The team spent time in the Gaza Strip carrying out investigations and holding similar public hearings with Palestinians who said they were victims of human-rights abuses.

“One doesn’t understand really the effect on people, the suffering of people, if one doesn’t get onto the ground and speak to people and listen to people,” said the judge.

He said the scenes the mission witnessed in the blockaded territory “shocked” them.

He refused to talk about any conclusions, saying a report was being compiled to be presented in September to the Human Rights Council.

In Geneva, Goldstone heard the testimony of Israelis from the southern part of the country in areas that came under rocket fire from Palestinian militants in Gaza.

The commission spoke with Noam Shalit, father of Israeli soldier Gilad Shalit, who has been held captive and incommunicado in the enclave since 2006. The International Committee of the Red Cross has demanded, but failed to receive, any access to the soldier.

Also testifying were lawyers from the West Bank, weapons specialists and experts on international humanitarian law.
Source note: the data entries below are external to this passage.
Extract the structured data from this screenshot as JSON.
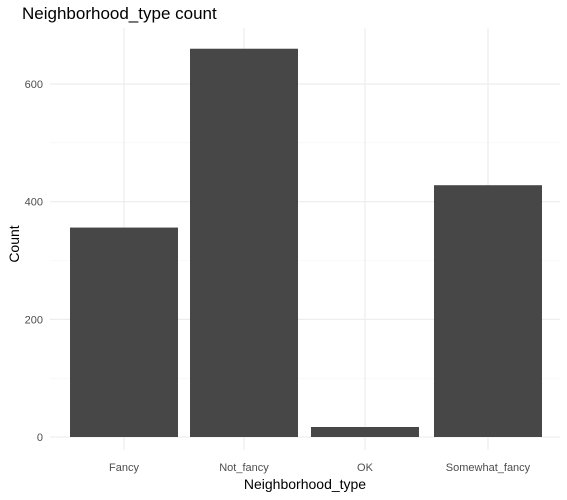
{
  "chart_data": {
    "type": "bar",
    "title": "Neighborhood_type count",
    "xlabel": "Neighborhood_type",
    "ylabel": "Count",
    "categories": [
      "Fancy",
      "Not_fancy",
      "OK",
      "Somewhat_fancy"
    ],
    "values": [
      356,
      660,
      17,
      428
    ],
    "ylim": [
      0,
      700
    ],
    "yticks": [
      0,
      200,
      400,
      600
    ],
    "grid": true,
    "legend": "none",
    "colors": {
      "bar": "#474747",
      "grid_major": "#ebebeb",
      "grid_minor": "#f3f3f3",
      "tick_text": "#4d4d4d"
    }
  }
}
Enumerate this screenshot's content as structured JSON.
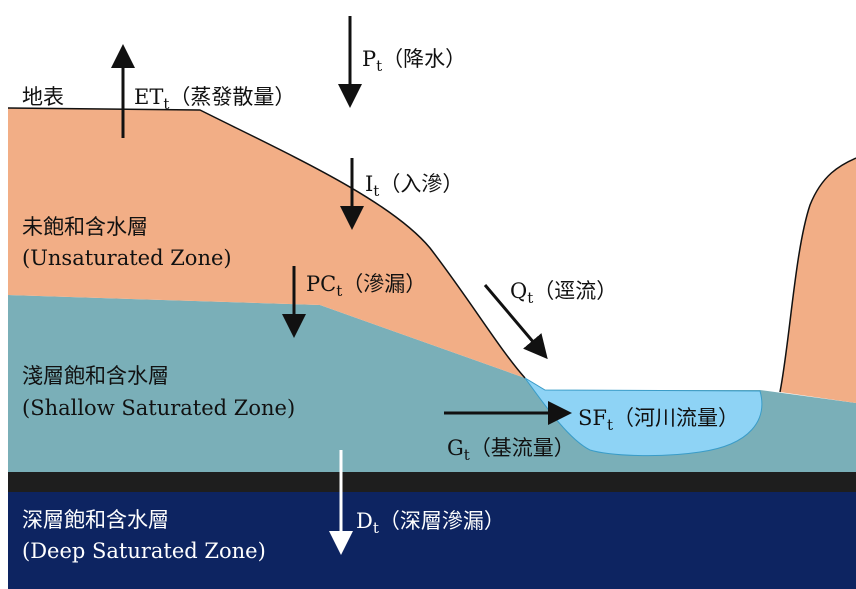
{
  "colors": {
    "unsaturated": "#F2AE86",
    "shallow": "#7AAFB8",
    "bedrock": "#1E1E1E",
    "deep": "#0D2461",
    "river": "#8ED3F5",
    "arrow": "#111111",
    "arrow_deep": "#ffffff"
  },
  "labels": {
    "surface": "地表",
    "et_main": "ET",
    "et_sub": "t",
    "et_note": "（蒸發散量）",
    "p_main": "P",
    "p_sub": "t",
    "p_note": "（降水）",
    "i_main": "I",
    "i_sub": "t",
    "i_note": "（入滲）",
    "unsat_zh": "未飽和含水層",
    "unsat_en": "(Unsaturated Zone)",
    "pc_main": "PC",
    "pc_sub": "t",
    "pc_note": "（滲漏）",
    "q_main": "Q",
    "q_sub": "t",
    "q_note": "（逕流）",
    "shallow_zh": "淺層飽和含水層",
    "shallow_en": "(Shallow Saturated Zone)",
    "sf_main": "SF",
    "sf_sub": "t",
    "sf_note": "（河川流量）",
    "g_main": "G",
    "g_sub": "t",
    "g_note": "（基流量）",
    "deep_zh": "深層飽和含水層",
    "deep_en": "(Deep Saturated Zone)",
    "d_main": "D",
    "d_sub": "t",
    "d_note": "（深層滲漏）"
  }
}
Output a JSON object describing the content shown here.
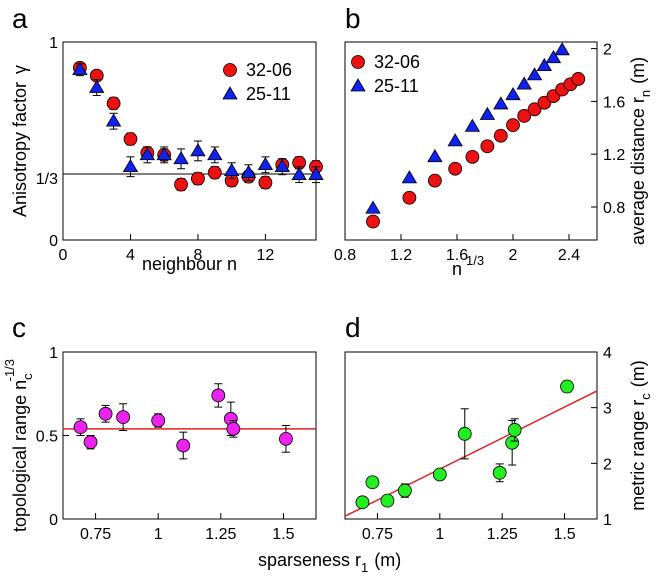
{
  "chart_data": [
    {
      "panel": "a",
      "type": "scatter",
      "xlabel": "neighbour n",
      "ylabel": "Anisotropy factor",
      "ylabel_symbol": "γ",
      "xlim": [
        0,
        15
      ],
      "ylim": [
        0,
        1
      ],
      "xticks": [
        {
          "v": 0,
          "label": "0"
        },
        {
          "v": 4,
          "label": "4"
        },
        {
          "v": 8,
          "label": "8"
        },
        {
          "v": 12,
          "label": "12"
        }
      ],
      "yticks": [
        {
          "v": 0,
          "label": "0"
        },
        {
          "v": 0.3333,
          "label": "1/3"
        },
        {
          "v": 1,
          "label": "1"
        }
      ],
      "hline": 0.3333,
      "legend": "top-right",
      "series": [
        {
          "name": "32-06",
          "marker": "circle",
          "color": "#ee1111",
          "x": [
            1,
            2,
            3,
            4,
            5,
            6,
            7,
            8,
            9,
            10,
            11,
            12,
            13,
            14,
            15
          ],
          "y": [
            0.87,
            0.83,
            0.69,
            0.51,
            0.44,
            0.43,
            0.28,
            0.31,
            0.34,
            0.3,
            0.32,
            0.29,
            0.38,
            0.39,
            0.37
          ],
          "err": [
            0.02,
            0.02,
            0.03,
            0.03,
            0.03,
            0.03,
            0.03,
            0.03,
            0.03,
            0.03,
            0.03,
            0.03,
            0.03,
            0.03,
            0.03
          ]
        },
        {
          "name": "25-11",
          "marker": "triangle",
          "color": "#1122ee",
          "x": [
            1,
            2,
            3,
            4,
            5,
            6,
            7,
            8,
            9,
            10,
            11,
            12,
            13,
            14,
            15
          ],
          "y": [
            0.86,
            0.77,
            0.6,
            0.37,
            0.43,
            0.43,
            0.41,
            0.45,
            0.43,
            0.35,
            0.34,
            0.38,
            0.37,
            0.33,
            0.33
          ],
          "err": [
            0.03,
            0.04,
            0.04,
            0.05,
            0.04,
            0.04,
            0.05,
            0.05,
            0.04,
            0.04,
            0.04,
            0.04,
            0.04,
            0.04,
            0.04
          ]
        }
      ]
    },
    {
      "panel": "b",
      "type": "scatter",
      "xlabel": "n",
      "xlabel_sup": "1/3",
      "ylabel": "average distance r",
      "ylabel_sub": "n",
      "ylabel_unit": "(m)",
      "xlim": [
        0.8,
        2.6
      ],
      "ylim": [
        0.55,
        2.05
      ],
      "xticks": [
        {
          "v": 0.8,
          "label": "0.8"
        },
        {
          "v": 1.2,
          "label": "1.2"
        },
        {
          "v": 1.6,
          "label": "1.6"
        },
        {
          "v": 2,
          "label": "2"
        },
        {
          "v": 2.4,
          "label": "2.4"
        }
      ],
      "yticks": [
        {
          "v": 0.8,
          "label": "0.8"
        },
        {
          "v": 1.2,
          "label": "1.2"
        },
        {
          "v": 1.6,
          "label": "1.6"
        },
        {
          "v": 2,
          "label": "2"
        }
      ],
      "yaxis_side": "right",
      "legend": "top-left",
      "series": [
        {
          "name": "32-06",
          "marker": "circle",
          "color": "#ee1111",
          "x": [
            1,
            1.26,
            1.442,
            1.587,
            1.71,
            1.817,
            1.913,
            2,
            2.08,
            2.154,
            2.224,
            2.289,
            2.351,
            2.41,
            2.466
          ],
          "y": [
            0.69,
            0.87,
            1,
            1.09,
            1.18,
            1.26,
            1.34,
            1.42,
            1.49,
            1.54,
            1.59,
            1.64,
            1.69,
            1.73,
            1.77
          ]
        },
        {
          "name": "25-11",
          "marker": "triangle",
          "color": "#1122ee",
          "x": [
            1,
            1.26,
            1.442,
            1.587,
            1.71,
            1.817,
            1.913,
            2,
            2.08,
            2.154,
            2.224,
            2.289,
            2.351
          ],
          "y": [
            0.79,
            1.02,
            1.18,
            1.3,
            1.41,
            1.5,
            1.58,
            1.65,
            1.73,
            1.8,
            1.87,
            1.93,
            1.99
          ]
        }
      ]
    },
    {
      "panel": "c",
      "type": "scatter",
      "xlabel": "sparseness r",
      "xlabel_sub": "1",
      "xlabel_unit": "(m)",
      "ylabel": "topological range  n",
      "ylabel_sub": "c",
      "ylabel_sup": "-1/3",
      "xlim": [
        0.62,
        1.63
      ],
      "ylim": [
        0,
        1
      ],
      "xticks": [
        {
          "v": 0.75,
          "label": "0.75"
        },
        {
          "v": 1,
          "label": "1"
        },
        {
          "v": 1.25,
          "label": "1.25"
        },
        {
          "v": 1.5,
          "label": "1.5"
        }
      ],
      "yticks": [
        {
          "v": 0,
          "label": "0"
        },
        {
          "v": 0.5,
          "label": "0.5"
        },
        {
          "v": 1,
          "label": "1"
        }
      ],
      "fit_line": {
        "x": [
          0.62,
          1.63
        ],
        "y": [
          0.54,
          0.54
        ],
        "color": "#dd2222"
      },
      "series": [
        {
          "name": "",
          "marker": "circle",
          "color": "#ee22ee",
          "x": [
            0.69,
            0.73,
            0.79,
            0.86,
            1.0,
            1.1,
            1.24,
            1.29,
            1.3,
            1.51
          ],
          "y": [
            0.55,
            0.46,
            0.63,
            0.61,
            0.59,
            0.44,
            0.74,
            0.6,
            0.54,
            0.48
          ],
          "err": [
            0.05,
            0.04,
            0.05,
            0.08,
            0.04,
            0.08,
            0.07,
            0.1,
            0.05,
            0.08
          ]
        }
      ]
    },
    {
      "panel": "d",
      "type": "scatter",
      "xlabel": "",
      "ylabel": "metric range r",
      "ylabel_sub": "c",
      "ylabel_unit": "(m)",
      "xlim": [
        0.62,
        1.63
      ],
      "ylim": [
        1,
        4
      ],
      "xticks": [
        {
          "v": 0.75,
          "label": "0.75"
        },
        {
          "v": 1,
          "label": "1"
        },
        {
          "v": 1.25,
          "label": "1.25"
        },
        {
          "v": 1.5,
          "label": "1.5"
        }
      ],
      "yticks": [
        {
          "v": 1,
          "label": "1"
        },
        {
          "v": 2,
          "label": "2"
        },
        {
          "v": 3,
          "label": "3"
        },
        {
          "v": 4,
          "label": "4"
        }
      ],
      "yaxis_side": "right",
      "fit_line": {
        "x": [
          0.62,
          1.63
        ],
        "y": [
          1.05,
          3.3
        ],
        "color": "#dd2222"
      },
      "series": [
        {
          "name": "",
          "marker": "circle",
          "color": "#22ee22",
          "x": [
            0.69,
            0.73,
            0.79,
            0.86,
            1.0,
            1.1,
            1.24,
            1.29,
            1.3,
            1.51
          ],
          "y": [
            1.3,
            1.66,
            1.33,
            1.51,
            1.8,
            2.53,
            1.83,
            2.37,
            2.6,
            3.38
          ],
          "err": [
            0.05,
            0.05,
            0.05,
            0.12,
            0.08,
            0.45,
            0.16,
            0.4,
            0.2,
            0.1
          ]
        }
      ]
    }
  ]
}
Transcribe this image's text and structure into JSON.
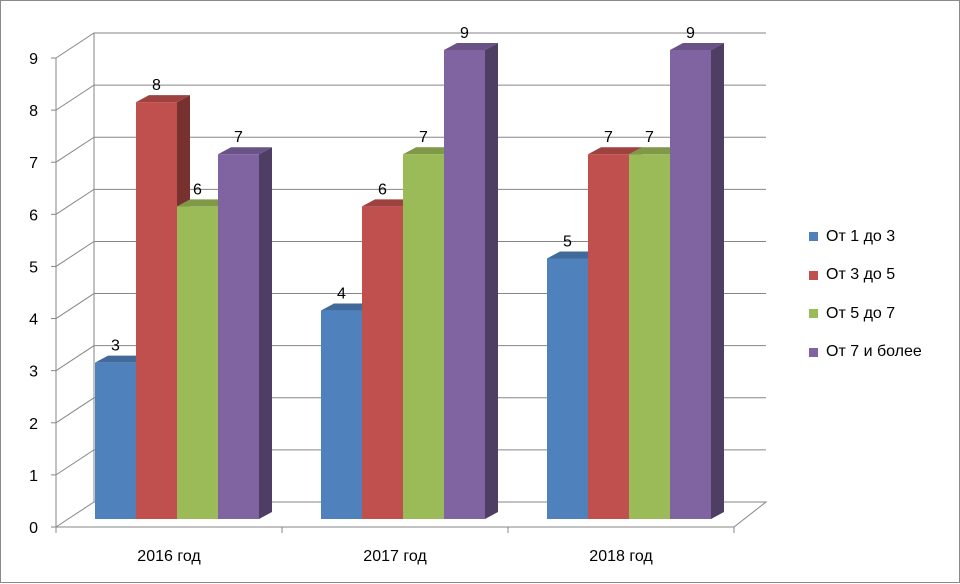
{
  "chart_data": {
    "type": "bar",
    "categories": [
      "2016 год",
      "2017 год",
      "2018 год"
    ],
    "series": [
      {
        "name": "От 1 до 3",
        "values": [
          3,
          4,
          5
        ],
        "color": "#4F81BD"
      },
      {
        "name": "От 3 до 5",
        "values": [
          8,
          6,
          7
        ],
        "color": "#C0504D"
      },
      {
        "name": "От 5 до 7",
        "values": [
          6,
          7,
          7
        ],
        "color": "#9BBB59"
      },
      {
        "name": "От 7 и более",
        "values": [
          7,
          9,
          9
        ],
        "color": "#8064A2"
      }
    ],
    "ylim": [
      0,
      9
    ],
    "yticks": [
      "0",
      "1",
      "2",
      "3",
      "4",
      "5",
      "6",
      "7",
      "8",
      "9"
    ],
    "grid": true,
    "legend_position": "right",
    "data_labels": true,
    "style": "3d-clustered-column"
  }
}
One member of the commission, Christine Chinkin, has come under criticism from UN Watch, an organization connected to the American Jewish Committee, saying she was biased against Israel.

In January, as the conflict was taking place, the international law professor signed a petition saying Israel’s actions were “prima facie war crimes” and that Hamas, the militant group ruling Gaza, had committed war crimes.

During the war, which started on December 27 and lasted three weeks, human-rights groups say that more than 1,400 Palestinians were killed, mostly civilians, along with Israeli fatalities of three civilians and 10 soldiers.